Note: The basic parts sequences of the Sci-Phi 29 collection in the registry contain only the part sequence and therefore contain no overhangs or restriction sites. For synthesizing MoClo compatible parts, refer to table 2.
Level | Basic/Composite | Type | Enzyme |
---|---|---|---|
Level 0 | Basic | Promoters, 5’ UTR, CDS and terminators | BpiI |
Level 1 | Composite | Transcriptional units | BsaI |
Level 2/M/P | Composite | Multiple transcriptional units | BpiI |
For synthesizing basic parts, the part of interest should be flanked by a BpiI site and its specific type overhang. These parts can then be cloned into the respective level 0 MoClo parts. For level 1, where individual transcriptional units are cloned, the overhangs come from the backbone you choose. The restriction sites for level 1 are BsaI. However, any type IIS restriction enzyme could be used.
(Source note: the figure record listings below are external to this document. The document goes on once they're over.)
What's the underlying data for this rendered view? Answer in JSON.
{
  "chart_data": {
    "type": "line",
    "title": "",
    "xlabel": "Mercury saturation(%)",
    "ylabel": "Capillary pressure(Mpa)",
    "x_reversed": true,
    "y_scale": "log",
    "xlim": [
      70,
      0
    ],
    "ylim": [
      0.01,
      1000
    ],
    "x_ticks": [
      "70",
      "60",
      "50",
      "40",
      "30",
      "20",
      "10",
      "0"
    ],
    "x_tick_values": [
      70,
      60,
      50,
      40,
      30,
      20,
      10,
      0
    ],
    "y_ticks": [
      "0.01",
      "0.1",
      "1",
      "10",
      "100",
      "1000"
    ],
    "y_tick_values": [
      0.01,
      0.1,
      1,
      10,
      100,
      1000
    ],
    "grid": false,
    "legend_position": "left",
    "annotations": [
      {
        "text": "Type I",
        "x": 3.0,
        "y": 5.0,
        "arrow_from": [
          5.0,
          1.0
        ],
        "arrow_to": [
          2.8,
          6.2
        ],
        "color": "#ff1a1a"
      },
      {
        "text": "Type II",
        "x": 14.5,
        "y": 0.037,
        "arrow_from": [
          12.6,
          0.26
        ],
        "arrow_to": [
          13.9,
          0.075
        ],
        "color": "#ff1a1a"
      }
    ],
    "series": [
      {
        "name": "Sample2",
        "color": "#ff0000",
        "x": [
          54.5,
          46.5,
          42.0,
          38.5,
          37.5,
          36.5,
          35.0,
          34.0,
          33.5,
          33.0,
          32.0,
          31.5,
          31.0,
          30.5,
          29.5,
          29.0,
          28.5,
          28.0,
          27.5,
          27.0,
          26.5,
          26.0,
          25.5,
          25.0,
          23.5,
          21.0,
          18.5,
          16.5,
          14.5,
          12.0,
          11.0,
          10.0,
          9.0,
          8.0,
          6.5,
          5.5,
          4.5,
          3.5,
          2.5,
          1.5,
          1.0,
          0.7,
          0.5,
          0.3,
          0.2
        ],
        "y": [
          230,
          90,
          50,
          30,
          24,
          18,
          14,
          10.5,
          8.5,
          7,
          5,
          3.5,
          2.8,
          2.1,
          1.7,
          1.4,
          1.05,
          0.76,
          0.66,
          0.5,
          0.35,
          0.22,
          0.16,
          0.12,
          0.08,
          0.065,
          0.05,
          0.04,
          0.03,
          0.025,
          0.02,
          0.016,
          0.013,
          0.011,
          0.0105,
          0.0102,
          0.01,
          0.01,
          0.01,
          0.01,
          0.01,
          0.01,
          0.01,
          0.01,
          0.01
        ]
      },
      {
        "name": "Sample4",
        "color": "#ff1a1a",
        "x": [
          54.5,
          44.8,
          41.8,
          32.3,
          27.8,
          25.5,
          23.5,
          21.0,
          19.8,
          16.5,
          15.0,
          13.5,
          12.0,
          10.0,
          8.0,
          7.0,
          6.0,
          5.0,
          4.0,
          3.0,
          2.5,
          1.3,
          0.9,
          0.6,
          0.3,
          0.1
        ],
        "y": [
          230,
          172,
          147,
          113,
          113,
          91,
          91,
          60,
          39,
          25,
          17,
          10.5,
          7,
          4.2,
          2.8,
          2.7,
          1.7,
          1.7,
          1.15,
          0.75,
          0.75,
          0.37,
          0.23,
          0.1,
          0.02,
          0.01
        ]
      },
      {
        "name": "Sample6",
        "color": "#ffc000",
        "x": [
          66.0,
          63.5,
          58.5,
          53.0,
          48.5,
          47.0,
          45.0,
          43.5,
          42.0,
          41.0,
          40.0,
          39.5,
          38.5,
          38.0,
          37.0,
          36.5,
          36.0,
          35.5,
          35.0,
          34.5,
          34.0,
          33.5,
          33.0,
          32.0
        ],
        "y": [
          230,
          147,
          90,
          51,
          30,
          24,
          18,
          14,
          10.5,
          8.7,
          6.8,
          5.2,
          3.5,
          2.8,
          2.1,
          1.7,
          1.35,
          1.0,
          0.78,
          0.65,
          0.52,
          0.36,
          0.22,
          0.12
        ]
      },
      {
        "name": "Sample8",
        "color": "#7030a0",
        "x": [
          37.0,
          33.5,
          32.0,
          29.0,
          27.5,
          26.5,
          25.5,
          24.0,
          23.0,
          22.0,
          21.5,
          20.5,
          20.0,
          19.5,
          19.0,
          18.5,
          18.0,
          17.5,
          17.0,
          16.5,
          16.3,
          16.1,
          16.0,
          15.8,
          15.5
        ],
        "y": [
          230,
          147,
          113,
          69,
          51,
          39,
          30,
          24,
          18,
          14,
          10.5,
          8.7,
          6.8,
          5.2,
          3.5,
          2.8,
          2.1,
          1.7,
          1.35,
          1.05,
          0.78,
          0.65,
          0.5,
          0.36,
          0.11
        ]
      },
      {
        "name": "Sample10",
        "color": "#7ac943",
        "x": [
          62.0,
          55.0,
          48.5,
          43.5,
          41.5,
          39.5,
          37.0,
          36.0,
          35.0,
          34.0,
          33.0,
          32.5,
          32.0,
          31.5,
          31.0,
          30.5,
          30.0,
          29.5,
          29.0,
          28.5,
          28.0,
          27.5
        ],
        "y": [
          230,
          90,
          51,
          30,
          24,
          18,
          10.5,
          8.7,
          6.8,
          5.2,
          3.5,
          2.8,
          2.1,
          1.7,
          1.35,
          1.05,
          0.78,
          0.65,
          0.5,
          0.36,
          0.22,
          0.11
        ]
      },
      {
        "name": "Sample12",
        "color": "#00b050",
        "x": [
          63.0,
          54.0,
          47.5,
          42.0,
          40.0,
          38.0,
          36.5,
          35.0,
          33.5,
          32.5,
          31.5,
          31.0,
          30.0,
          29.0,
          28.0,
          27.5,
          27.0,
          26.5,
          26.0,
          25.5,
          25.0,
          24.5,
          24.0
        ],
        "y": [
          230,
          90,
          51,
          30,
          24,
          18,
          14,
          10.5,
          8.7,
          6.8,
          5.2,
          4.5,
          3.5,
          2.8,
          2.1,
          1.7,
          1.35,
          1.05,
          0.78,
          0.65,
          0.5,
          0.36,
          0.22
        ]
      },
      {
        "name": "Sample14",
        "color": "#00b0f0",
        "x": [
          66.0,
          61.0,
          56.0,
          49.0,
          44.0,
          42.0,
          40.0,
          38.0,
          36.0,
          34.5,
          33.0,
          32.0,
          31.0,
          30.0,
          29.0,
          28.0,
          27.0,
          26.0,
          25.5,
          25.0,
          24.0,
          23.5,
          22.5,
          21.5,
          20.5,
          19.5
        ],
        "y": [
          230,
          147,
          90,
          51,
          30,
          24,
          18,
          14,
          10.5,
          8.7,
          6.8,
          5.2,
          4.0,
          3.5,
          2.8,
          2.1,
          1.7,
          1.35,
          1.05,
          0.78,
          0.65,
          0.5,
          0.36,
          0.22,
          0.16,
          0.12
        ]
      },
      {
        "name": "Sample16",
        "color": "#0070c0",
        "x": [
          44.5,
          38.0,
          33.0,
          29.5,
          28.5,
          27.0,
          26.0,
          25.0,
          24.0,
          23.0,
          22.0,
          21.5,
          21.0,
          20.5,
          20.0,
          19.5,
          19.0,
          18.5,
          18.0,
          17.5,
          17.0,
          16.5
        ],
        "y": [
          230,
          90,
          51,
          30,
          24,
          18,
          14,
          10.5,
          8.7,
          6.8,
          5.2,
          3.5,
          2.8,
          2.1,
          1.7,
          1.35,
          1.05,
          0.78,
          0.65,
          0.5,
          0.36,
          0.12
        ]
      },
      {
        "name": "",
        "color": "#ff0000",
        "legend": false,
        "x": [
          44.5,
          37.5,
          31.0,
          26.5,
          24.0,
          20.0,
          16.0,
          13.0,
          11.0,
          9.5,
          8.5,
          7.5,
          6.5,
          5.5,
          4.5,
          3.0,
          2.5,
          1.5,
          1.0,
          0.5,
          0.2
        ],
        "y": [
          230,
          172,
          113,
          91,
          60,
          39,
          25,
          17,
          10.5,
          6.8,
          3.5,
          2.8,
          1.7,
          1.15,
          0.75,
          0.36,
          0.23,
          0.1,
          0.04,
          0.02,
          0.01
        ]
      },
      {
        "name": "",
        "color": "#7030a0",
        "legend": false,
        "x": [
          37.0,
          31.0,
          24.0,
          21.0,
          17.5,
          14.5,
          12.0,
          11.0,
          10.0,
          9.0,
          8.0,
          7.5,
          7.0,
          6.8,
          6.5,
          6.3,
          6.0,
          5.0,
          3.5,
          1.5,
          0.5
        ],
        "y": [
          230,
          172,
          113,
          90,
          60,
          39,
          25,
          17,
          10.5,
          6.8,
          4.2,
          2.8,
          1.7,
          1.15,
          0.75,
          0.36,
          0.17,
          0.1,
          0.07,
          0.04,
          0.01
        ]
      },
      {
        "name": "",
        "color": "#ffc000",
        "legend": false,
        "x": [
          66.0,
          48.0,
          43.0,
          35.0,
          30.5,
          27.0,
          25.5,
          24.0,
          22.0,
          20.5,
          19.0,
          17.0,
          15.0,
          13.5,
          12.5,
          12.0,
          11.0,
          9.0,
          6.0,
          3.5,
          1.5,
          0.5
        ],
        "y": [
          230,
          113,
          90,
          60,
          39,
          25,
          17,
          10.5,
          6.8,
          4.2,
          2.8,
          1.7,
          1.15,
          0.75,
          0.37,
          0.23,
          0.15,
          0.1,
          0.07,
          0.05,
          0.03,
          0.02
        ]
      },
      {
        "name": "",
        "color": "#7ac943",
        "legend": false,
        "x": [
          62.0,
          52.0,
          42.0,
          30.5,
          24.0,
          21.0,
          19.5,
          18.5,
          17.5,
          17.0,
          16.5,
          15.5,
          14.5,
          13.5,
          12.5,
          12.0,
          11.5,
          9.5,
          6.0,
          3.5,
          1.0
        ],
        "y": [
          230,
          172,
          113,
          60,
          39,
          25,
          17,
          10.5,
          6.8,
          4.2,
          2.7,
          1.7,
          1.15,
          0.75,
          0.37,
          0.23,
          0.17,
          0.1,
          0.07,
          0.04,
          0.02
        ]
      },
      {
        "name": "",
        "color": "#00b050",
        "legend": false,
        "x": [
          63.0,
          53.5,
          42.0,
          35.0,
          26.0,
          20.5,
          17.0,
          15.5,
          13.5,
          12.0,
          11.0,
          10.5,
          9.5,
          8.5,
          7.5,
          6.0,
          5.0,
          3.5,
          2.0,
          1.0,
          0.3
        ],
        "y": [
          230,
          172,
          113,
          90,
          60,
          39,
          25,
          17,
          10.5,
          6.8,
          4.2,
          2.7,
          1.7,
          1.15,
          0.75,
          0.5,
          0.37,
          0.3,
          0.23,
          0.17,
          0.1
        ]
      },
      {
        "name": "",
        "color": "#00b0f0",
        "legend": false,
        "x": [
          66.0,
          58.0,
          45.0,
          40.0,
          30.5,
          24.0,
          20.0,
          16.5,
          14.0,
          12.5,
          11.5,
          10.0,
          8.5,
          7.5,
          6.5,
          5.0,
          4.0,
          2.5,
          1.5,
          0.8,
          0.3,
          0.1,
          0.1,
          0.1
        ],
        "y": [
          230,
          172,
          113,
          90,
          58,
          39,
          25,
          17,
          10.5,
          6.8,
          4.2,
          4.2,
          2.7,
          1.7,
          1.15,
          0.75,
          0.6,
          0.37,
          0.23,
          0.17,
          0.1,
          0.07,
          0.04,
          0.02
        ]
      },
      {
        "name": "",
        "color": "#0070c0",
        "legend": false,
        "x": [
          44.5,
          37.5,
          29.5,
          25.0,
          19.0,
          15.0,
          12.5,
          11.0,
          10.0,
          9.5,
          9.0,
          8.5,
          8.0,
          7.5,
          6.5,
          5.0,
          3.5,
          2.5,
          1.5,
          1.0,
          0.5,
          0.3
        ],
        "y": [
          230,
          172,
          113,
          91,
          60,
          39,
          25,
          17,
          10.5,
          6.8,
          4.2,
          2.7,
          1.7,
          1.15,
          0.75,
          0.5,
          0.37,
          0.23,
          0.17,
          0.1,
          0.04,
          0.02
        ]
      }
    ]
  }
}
Table 2: Type specific overhangs and backbones for MoClo. Green indicates the restriction enzyme recognition site. Blue indicates the specific overhangs for the basic parts
Basic Part | Sequence 5' End | Sequence 3' End | Level 0 backbone |
---|---|---|---|
Promoter | NNNN GAAGAC NN GGAG | TACT NN GTCTTC NNNN | pICH41233 |
5’ UTR | NNNN GAAGAC NN TACT | AATG NN GTCTTC NNNN | pICH41246 |
CDS | NNNN GAAGAC NN AATG | GCTT NN GTCTTC NNNN | pICH41308 |
Terminator | NNNN GAAGAC NN GCTT | CGCT NN GTCTTC NNNN | pICH41276 |
References
- Blanco, L., Bernads, A., Lharo, J. M., Martins, G., & Garmendia, C. (1989). Highly Efficient DNA Synthesis by the Phage 429 DNA Polymerase.
- Blanco, L., Lázaro, J. M., De Vega, M., Bonnin, A., & Salas, M. (1994). Terminal protein-primed DNA amplification.Proceedings of the National Academy of Sciences of the United States of America.